Lane misuse is detected by comparing vehicle trajectories with extracted lane boundaries:
if center_x < left_lane or center_x > right_lane:
flag_lane_violation(track_id)
This hybrid approach combines learned perception with deterministic rules, improving reliability.
Visualization and Output Generation
Overlays are generated using video_overlay.py.
Rendering IDs and Trajectories
cv2.putText(
frame,
f"ID:{track_id}",
(x1,y1-10),
cv2.FONT_HERSHEY_SIMPLEX,
0.6,
(0,255,0),
2
)
Trajectory paths:
for i in range(1, len(points)):
cv2.line(frame, points[i-1], points[i], (255,0,0), 2)
Outputs include:
- Annotated MP4 videos
- Structured metadata
- Violation logs
This dual output enables both debugging and downstream analytics.
Performance Evaluation
Experiments were conducted on:
- GPU: RTX 3060
- CPU: Intel i7
- RAM: 32GB
- Resolution: 1080p
|
Stage |
FPS |
Latency |
|---|---|---|
|
Detection |
22 |
45 ms |
|
Tracking |
60 |
6 ms |
|
Full Pipeline |
18 |
55 ms |
Optimizations included:
- Frame skipping under load
- Batched inference
- Resolution scaling
Tracking stability was prioritized over peak throughput.
Deployment Architecture
The system supports both local and service-based deployment.
Flask API
app.py exposes endpoints:
@app.route('/upload', methods=['POST'])
def upload_video():
file = request.files['video']
file.save(path)
Environment Setup
traffic_environment.yml defines dependencies:
dependencies:
- python=3.9
- pytorch
- opencv
- ultralytics
This allows reproducible deployment across machines.
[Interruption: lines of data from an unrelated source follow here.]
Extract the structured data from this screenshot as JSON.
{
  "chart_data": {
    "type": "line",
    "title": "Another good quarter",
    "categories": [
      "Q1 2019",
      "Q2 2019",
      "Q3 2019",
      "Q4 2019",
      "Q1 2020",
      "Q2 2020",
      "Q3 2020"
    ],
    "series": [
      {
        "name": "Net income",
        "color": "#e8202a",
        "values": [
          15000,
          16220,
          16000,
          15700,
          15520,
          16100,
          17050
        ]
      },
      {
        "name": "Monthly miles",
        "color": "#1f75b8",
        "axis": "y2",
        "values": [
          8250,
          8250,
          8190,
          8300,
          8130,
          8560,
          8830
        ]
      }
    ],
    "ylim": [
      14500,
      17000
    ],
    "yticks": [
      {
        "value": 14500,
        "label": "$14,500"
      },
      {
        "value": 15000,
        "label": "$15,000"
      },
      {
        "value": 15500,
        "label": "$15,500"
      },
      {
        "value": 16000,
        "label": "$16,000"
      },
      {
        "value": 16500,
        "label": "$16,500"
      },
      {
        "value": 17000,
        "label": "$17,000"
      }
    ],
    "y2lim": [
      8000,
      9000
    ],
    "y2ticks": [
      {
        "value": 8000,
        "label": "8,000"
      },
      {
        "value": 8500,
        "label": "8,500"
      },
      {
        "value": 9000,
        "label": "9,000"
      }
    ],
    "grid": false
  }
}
Containerization and GPU scheduling can be added on top of this foundation.
Limitations
Despite strong practical performance, several limitations remain:
- Sensitivity to extreme weather
- Manual zone calibration
- Limited nighttime robustness
- Camera-specific tuning
Future work includes automated calibration and self-supervised adaptation.
Engineering Lessons
Several key insights emerged:
- Tracking quality dominates system reliability
- Temporal filtering is more valuable than raw accuracy
- Hybrid ML + rules outperform pure ML systems
- Modular pipelines reduce iteration cost
- Explainability improves operational trust
These lessons are applicable to many real-world video analytics systems beyond traffic monitoring.
Conclusion
This project demonstrates that production-ready traffic violation detection requires more than accurate object detection. By combining YOLOv8, DeepSORT, classical computer vision, and rule-based reasoning, it is possible to build systems that are robust, explainable, and operationally viable.
Treating the problem as a systems engineering challenge, rather than a pure machine learning task was critical to achieving reliable real-world performance.